Uma vez uma colega de trabalho causou uma pequena revolução na casa do Lago Sul onde funcionava a empresa que nos contratava. Tudo para salvar um pássaro, gaiato no navio, que se debatia nas paredes de vidro em busca de saída.
Por mim, aquilo não teria sido enxergado. Muito menos como problema. Ou como um fato que precisaria de intervenção. De um olhar cuidadoso de quem estivesse disposto a colocar a mão na massa para ajudar. Mesmo que o ser vitimizado se tratasse de uma ave. Ou por isso mesmo.
Uma equipe se reuniu para pensar em como mostrar o caminho de casa à Dorothy de penas. Tentativas frustradas quase desanimaram o grupo quando veio a ideia redentora.

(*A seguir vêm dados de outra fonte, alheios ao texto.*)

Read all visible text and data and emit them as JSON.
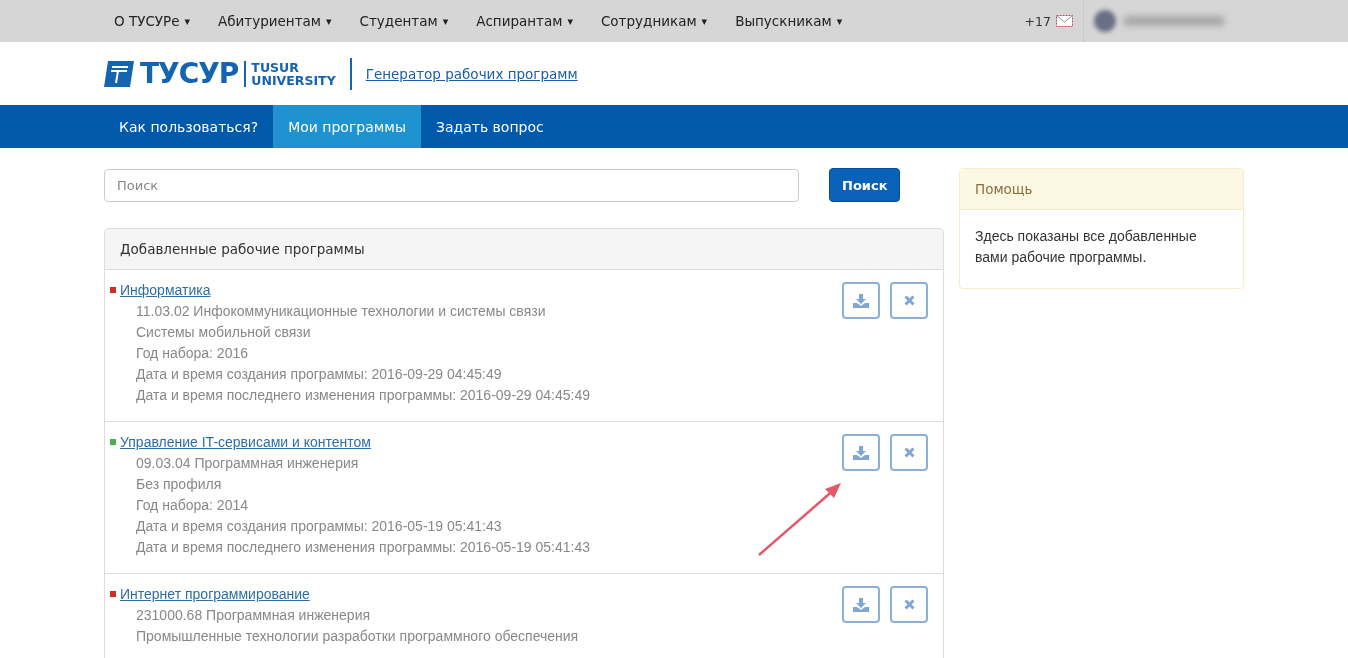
{
  "top_menu": [
    {
      "label": "О ТУСУРе",
      "caret": "▾"
    },
    {
      "label": "Абитуриентам",
      "caret": "▾"
    },
    {
      "label": "Студентам",
      "caret": "▾"
    },
    {
      "label": "Аспирантам",
      "caret": "▾"
    },
    {
      "label": "Сотрудникам",
      "caret": "▾"
    },
    {
      "label": "Выпускникам",
      "caret": "▾"
    }
  ],
  "messages": {
    "count": "+17"
  },
  "header": {
    "logo_text": "ТУСУР",
    "logo_sub": [
      "TUSUR",
      "UNIVERSITY"
    ],
    "site_link": "Генератор рабочих программ"
  },
  "nav_tabs": [
    {
      "label": "Как пользоваться?",
      "selected": false
    },
    {
      "label": "Мои программы",
      "selected": true
    },
    {
      "label": "Задать вопрос",
      "selected": false
    }
  ],
  "search": {
    "placeholder": "Поиск",
    "button": "Поиск"
  },
  "panel": {
    "title": "Добавленные рабочие программы",
    "programs": [
      {
        "title": "Информатика",
        "color": "#c9302c",
        "details": [
          "11.03.02 Инфокоммуникационные технологии и системы связи",
          "Системы мобильной связи",
          "Год набора: 2016",
          "Дата и время создания программы: 2016-09-29 04:45:49",
          "Дата и время последнего изменения программы: 2016-09-29 04:45:49"
        ]
      },
      {
        "title": "Управление IT-сервисами и контентом",
        "color": "#4cae4c",
        "details": [
          "09.03.04 Программная инженерия",
          "Без профиля",
          "Год набора: 2014",
          "Дата и время создания программы: 2016-05-19 05:41:43",
          "Дата и время последнего изменения программы: 2016-05-19 05:41:43"
        ]
      },
      {
        "title": "Интернет программирование",
        "color": "#c9302c",
        "details": [
          "231000.68 Программная инженерия",
          "Промышленные технологии разработки программного обеспечения"
        ]
      }
    ]
  },
  "help": {
    "title": "Помощь",
    "text": "Здесь показаны все добавленные вами рабочие программы."
  }
}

Usar uma rede que, no caso, se tratou de um lençol grosso, lançado sobre a espécie até que fosse capturada e devolvida à natureza.
A normalidade voltou. Ninguém foi alçado à condição de herói. Mas me questionei e o faço até hoje por que não me senti mobilizada pela questão.
Voltei a pensar no assunto após a morte de meu irmão Raniere, quando fomos mergulhados em homilias e sermões e mensagens e conversas abordando o valor de semear, de multiplicar os dons, de cumprir propósitos e missões.
Ao buscar uma frase que o representasse para estampar a camisa que fizemos em sua homenagem/memória, minha irmã lembrou de algo que ele tinha dito ou escrito pouco antes da partida.
“Amar, perdoar, servir. Viver com alegria”.
Amar, perdoar, servir também era o que meus pais pregavam e, mais que isso, faziam e fizeram a vida toda. Exemplo que nos educou.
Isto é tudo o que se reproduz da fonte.